In the northeast, fall begins when the leaves change color. In Florida, it’s when the snowbirds return to their gated communities. In Texas, fall begins when football starts.

This year, fall is coming early. Rice football kicks off the 2017 college football season when it travels to Sydney, Australia to take on No. 14 Stanford University Saturday night. After about 20 hours of travel in compression pants--featuring occasional dynamic stretching--the Owls have arrived down under. The Aug. 26 opening game is the earliest in Rice football’s 106 seasons. Between that and the international trip, head coach David Bailiff said this season’s training camp has been odd.

“It’s the most unique camp I’ve ever had,” Bailiff said. “We started while the guys were still in summer school, so we were practicing really early so we could get them to class. Now we’re leaving in [training] camp to go to a foreign country.”

The structure of training camp has not been the only unusual thing about the Owls’ preseason. Rice overhauled both its offensive and defensive schemes in response to last year’s 3-9 finish. Offensive coordinator Billy Lynch said he is excited about the ways the team has altered its approach.

“One thing that you’re going to see about our football team is how [offense, defense and special teams] play in sync,” Lynch said. “We’ve talked a lot about how, offensively, we can help the defense and how they can help us and how special teams will win us yards.”
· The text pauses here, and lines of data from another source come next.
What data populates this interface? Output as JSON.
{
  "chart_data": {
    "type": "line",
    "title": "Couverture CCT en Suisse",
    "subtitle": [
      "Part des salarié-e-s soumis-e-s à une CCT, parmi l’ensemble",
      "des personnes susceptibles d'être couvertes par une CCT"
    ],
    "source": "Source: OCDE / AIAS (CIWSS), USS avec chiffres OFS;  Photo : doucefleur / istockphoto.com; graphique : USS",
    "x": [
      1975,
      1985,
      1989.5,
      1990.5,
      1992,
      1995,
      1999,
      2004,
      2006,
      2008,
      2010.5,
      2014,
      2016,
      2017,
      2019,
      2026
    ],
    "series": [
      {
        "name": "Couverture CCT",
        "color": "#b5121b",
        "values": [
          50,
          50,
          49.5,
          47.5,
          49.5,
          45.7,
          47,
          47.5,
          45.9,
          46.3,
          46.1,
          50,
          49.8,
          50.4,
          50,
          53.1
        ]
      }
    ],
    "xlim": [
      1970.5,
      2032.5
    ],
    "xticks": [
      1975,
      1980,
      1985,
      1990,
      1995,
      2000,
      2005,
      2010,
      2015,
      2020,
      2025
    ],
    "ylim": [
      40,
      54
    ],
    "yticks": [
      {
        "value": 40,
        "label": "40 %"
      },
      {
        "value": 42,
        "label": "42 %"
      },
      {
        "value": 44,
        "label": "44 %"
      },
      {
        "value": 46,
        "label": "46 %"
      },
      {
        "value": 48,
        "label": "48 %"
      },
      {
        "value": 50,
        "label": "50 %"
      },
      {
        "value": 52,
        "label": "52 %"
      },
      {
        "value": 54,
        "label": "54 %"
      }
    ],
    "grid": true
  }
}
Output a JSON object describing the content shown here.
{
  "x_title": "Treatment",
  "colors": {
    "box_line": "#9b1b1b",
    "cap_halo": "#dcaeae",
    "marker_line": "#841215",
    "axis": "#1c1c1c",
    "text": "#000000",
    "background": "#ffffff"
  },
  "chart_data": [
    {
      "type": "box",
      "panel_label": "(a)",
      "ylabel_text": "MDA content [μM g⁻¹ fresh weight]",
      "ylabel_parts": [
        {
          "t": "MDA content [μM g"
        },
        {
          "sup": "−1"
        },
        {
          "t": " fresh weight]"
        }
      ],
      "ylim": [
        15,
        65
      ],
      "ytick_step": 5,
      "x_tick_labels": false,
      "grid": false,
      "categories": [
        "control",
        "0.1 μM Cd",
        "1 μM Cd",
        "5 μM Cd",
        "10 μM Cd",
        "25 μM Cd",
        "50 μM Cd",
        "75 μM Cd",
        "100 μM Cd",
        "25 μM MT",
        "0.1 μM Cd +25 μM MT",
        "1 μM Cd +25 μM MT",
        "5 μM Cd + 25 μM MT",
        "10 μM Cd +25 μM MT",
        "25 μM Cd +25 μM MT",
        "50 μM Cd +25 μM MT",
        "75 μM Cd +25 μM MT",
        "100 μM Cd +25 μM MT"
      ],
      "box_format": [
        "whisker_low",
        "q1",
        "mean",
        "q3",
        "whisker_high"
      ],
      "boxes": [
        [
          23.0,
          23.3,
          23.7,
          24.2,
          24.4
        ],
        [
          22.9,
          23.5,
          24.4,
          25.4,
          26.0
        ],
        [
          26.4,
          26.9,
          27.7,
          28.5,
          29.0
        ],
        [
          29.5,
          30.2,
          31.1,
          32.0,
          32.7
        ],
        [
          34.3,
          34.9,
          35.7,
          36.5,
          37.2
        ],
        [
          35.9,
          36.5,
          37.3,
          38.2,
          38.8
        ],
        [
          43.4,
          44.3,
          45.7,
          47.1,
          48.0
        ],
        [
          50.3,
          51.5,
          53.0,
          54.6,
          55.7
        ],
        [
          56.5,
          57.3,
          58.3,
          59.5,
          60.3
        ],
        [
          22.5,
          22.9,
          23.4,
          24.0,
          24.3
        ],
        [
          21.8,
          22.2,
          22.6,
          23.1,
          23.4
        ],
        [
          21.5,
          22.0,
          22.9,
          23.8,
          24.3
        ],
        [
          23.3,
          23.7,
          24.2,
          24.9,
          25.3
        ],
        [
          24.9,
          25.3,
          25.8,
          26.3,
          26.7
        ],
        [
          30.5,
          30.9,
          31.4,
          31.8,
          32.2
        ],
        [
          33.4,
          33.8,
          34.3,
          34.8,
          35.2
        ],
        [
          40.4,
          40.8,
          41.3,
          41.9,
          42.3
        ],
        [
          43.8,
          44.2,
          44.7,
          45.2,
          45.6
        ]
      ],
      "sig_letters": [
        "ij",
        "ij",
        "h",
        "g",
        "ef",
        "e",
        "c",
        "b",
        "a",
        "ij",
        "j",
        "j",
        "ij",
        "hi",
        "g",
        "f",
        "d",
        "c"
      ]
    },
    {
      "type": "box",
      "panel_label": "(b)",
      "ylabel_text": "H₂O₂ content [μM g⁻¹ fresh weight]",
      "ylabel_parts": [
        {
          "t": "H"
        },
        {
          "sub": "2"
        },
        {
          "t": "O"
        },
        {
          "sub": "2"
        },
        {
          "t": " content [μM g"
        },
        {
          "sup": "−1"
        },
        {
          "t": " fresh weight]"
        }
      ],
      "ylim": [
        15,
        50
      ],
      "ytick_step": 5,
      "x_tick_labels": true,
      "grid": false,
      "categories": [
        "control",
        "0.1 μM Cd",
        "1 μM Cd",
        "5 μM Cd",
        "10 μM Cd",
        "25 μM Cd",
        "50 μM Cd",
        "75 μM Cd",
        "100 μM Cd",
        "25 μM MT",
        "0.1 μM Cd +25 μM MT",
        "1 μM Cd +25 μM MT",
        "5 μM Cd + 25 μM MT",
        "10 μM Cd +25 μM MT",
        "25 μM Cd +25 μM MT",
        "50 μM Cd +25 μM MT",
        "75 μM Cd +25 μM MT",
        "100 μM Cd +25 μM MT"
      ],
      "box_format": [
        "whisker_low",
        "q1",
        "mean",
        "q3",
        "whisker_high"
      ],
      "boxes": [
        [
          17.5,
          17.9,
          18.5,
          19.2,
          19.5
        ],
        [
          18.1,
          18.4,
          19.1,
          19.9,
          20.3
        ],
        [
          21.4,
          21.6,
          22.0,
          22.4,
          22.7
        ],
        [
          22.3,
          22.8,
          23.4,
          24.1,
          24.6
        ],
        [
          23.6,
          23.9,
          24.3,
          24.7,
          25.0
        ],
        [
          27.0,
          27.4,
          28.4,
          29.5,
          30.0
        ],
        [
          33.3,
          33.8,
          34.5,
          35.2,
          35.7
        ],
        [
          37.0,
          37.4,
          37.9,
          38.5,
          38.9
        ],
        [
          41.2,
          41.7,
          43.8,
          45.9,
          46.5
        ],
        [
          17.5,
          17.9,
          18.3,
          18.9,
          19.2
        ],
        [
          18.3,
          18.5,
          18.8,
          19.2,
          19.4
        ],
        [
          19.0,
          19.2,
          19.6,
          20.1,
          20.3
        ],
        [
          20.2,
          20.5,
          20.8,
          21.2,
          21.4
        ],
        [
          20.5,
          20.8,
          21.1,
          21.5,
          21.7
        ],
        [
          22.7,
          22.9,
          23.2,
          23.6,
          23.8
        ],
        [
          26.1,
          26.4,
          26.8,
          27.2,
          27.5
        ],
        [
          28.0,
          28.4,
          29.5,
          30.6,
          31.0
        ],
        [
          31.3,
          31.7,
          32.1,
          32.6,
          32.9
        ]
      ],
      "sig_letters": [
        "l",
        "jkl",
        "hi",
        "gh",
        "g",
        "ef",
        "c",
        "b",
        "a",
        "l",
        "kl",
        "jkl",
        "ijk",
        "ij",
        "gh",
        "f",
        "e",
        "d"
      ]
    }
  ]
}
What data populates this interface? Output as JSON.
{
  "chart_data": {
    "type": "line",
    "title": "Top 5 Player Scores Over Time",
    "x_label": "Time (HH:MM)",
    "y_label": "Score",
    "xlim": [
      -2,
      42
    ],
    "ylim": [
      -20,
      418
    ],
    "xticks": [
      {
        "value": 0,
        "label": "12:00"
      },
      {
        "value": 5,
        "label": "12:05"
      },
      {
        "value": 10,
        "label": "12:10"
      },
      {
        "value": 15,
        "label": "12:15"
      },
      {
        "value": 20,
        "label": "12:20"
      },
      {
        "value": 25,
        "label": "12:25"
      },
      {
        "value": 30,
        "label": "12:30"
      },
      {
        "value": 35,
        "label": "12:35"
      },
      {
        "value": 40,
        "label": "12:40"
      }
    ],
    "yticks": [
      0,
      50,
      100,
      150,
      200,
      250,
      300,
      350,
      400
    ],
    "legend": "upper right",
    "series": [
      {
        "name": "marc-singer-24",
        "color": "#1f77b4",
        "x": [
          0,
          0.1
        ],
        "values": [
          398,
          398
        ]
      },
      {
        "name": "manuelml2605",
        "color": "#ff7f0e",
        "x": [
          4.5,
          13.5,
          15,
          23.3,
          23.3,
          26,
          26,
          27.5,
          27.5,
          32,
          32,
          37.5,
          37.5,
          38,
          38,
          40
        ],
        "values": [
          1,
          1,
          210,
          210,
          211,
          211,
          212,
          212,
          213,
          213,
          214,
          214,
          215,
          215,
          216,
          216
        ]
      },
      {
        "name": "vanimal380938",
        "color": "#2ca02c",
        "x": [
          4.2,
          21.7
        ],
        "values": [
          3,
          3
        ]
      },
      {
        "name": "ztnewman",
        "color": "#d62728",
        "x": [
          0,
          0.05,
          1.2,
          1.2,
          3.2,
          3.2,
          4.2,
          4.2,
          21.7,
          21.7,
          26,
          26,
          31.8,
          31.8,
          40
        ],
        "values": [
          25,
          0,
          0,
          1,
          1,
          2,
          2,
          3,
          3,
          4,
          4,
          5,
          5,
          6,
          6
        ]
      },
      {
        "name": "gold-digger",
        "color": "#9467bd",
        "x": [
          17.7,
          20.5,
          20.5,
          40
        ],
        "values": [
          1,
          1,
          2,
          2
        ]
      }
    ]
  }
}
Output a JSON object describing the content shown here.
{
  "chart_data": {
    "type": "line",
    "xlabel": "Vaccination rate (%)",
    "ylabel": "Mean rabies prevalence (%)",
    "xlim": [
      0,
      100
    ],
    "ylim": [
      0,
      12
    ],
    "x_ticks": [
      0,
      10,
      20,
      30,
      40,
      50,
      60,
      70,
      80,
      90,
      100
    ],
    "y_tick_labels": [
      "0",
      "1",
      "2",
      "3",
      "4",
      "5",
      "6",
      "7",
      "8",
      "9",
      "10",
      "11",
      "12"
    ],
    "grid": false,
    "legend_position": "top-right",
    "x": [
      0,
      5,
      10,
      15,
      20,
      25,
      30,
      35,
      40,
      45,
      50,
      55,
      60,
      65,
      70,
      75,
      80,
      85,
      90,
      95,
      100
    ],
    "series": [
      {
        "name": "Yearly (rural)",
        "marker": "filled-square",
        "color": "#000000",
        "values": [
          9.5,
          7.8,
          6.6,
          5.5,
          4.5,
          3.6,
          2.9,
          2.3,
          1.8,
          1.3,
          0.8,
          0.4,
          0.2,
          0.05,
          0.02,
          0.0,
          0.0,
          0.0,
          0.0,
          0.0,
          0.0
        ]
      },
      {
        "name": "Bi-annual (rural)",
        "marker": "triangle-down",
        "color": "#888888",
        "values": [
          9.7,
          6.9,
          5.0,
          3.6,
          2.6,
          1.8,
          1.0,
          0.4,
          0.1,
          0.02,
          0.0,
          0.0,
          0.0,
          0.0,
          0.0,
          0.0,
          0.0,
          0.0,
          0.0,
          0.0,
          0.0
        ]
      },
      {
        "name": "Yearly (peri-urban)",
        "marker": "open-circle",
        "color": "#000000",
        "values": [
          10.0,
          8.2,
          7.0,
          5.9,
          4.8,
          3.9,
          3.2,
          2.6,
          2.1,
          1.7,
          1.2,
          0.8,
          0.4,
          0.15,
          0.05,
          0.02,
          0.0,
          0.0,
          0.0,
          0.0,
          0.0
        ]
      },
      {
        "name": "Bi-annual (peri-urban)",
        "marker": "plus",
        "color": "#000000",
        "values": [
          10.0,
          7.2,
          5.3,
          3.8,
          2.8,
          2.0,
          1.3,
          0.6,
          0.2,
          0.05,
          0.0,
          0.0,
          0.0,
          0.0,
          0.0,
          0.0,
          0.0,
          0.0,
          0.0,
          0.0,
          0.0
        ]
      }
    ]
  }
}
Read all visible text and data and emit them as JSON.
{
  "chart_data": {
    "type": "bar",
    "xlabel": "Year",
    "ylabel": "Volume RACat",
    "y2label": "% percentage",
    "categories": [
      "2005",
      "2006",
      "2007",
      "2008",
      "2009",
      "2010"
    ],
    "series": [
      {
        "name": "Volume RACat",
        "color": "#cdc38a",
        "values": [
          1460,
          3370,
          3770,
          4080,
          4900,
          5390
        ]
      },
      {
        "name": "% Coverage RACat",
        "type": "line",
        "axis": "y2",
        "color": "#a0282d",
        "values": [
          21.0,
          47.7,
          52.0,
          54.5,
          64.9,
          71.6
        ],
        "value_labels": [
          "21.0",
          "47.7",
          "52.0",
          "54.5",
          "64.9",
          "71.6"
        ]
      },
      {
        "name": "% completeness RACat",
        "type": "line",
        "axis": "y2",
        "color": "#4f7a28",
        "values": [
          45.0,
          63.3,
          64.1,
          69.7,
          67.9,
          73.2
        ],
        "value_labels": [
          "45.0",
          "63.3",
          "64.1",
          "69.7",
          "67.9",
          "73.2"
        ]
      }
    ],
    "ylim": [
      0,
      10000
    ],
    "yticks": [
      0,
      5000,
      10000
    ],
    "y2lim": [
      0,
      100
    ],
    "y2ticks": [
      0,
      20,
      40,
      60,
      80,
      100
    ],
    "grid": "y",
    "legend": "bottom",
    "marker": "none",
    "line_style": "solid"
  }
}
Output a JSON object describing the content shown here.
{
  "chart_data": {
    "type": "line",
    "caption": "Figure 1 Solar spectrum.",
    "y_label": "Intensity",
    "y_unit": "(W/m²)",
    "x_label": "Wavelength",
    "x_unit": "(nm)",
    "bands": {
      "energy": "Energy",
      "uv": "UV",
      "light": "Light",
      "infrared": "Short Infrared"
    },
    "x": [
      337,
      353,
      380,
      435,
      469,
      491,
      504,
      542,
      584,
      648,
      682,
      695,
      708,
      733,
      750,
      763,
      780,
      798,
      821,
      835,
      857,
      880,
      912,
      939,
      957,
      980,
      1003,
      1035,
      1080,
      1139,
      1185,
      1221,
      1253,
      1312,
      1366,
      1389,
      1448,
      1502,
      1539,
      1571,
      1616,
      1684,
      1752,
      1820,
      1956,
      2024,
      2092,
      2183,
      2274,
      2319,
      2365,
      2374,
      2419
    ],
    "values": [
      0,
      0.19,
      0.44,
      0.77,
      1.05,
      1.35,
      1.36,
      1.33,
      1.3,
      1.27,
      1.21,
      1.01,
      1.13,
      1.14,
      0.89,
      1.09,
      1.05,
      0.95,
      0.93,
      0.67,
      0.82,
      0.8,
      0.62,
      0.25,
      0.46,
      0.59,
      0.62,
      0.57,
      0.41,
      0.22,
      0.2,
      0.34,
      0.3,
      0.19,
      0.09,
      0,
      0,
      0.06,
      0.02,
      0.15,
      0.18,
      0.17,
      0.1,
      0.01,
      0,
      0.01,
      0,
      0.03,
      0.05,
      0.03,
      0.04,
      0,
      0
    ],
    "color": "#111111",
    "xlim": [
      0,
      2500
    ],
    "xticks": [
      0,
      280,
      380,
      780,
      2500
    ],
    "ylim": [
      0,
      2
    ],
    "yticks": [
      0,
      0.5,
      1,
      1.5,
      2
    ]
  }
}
New defensive coordinator Brian Stewart worked to transition to a 3-4 defense this offseason after the Owls allowed 504.5 yards per game last year, which ranked 123rd out of 128 teams in Division I. Senior linebacker Emmanuel Ellerbee, who was named the Conference USA Preseason Defensive Player of the Year, said the transition has not always been easy.

“When you do something for three years like I have as a senior, you get used to it and get set in your ways,” Ellerbee said. “There’s the saying that you can’t teach an old dog new tricks, but sometimes you have to learn new tricks. Coach Stewart has done an amazing job of breaking [the defense] down for the team so that we can understand it on a different level.”

On offense, Rice replaced starting quarterback Tyler Stehling, who graduated, with redshirt freshman Sam Glaesmann in hopes of sparking an offense that finished 93rd in the country in scoring. Glaesmann is the first redshirt freshman to open the season as the Owls’ starting quarterback since 2010.

Glaesmann won the starting job over sophomores Jackson Tyner and J.T. Granato after a lengthy competition. Tyner will serve as the backup, but Granato has transferred to Missouri State University. Glaesmann said he is proud to have earned the starting role.

“It’s a huge honor to be able to represent this team as the quarterback,” Glaesmann said. “Ever since spring ball I’ve pictured it, to get to have my first start on ESPN in Australia versus a top-25 team. It’s pretty nerve-wracking but it’ll be fun for sure.”

Glaesmann will have the benefit of working behind an experienced offensive line. All five starters are either juniors or seniors and have a combined 92 starts in their careers. Senior center Trey Martin and junior tackle Calvin Anderson were both named to preseason all-conference teams by Athlon Sports. Lynch said the team is planning to run its offense through its experienced front five.

“Everything we do is going to start with who we have [on the offensive line] and what we can do [on the offensive line],” Lynch said. “The beauty of that is that, not only do we have experience there, but we have depth.

While the team is looking forward to this year, last season’s failures are still on their minds. Athletic Director Joe Karlgaard has made it clear he has high expectations. After two straight seasons without a bowl appearance, it is no secret that Bailiff’s job status could come into question if the Owls stumble again. According to a statement from Bailiff released last November, he is working hard to make sure the team improves.

“No one is more disappointed in the 2016 season’s results than me and I am resolved to do whatever is necessary to have success once again,” Bailiff said. “I am working with Joe on implementing the changes we need to be successful while also preserving the terrific attitude of our players who fought through a difficult season this year.”

Players are optimistic they can improve this year. With a new quarterback, a new defensive coordinator and numerous players returning from injuries, Ellerbee said the Owls believe they will barely resemble last year’s squad.

“Expectations are great,” Ellerbee said. “This is a new season and we have to prove that last season was just last season. It’s a whole new season, a whole different look and a whole different team.”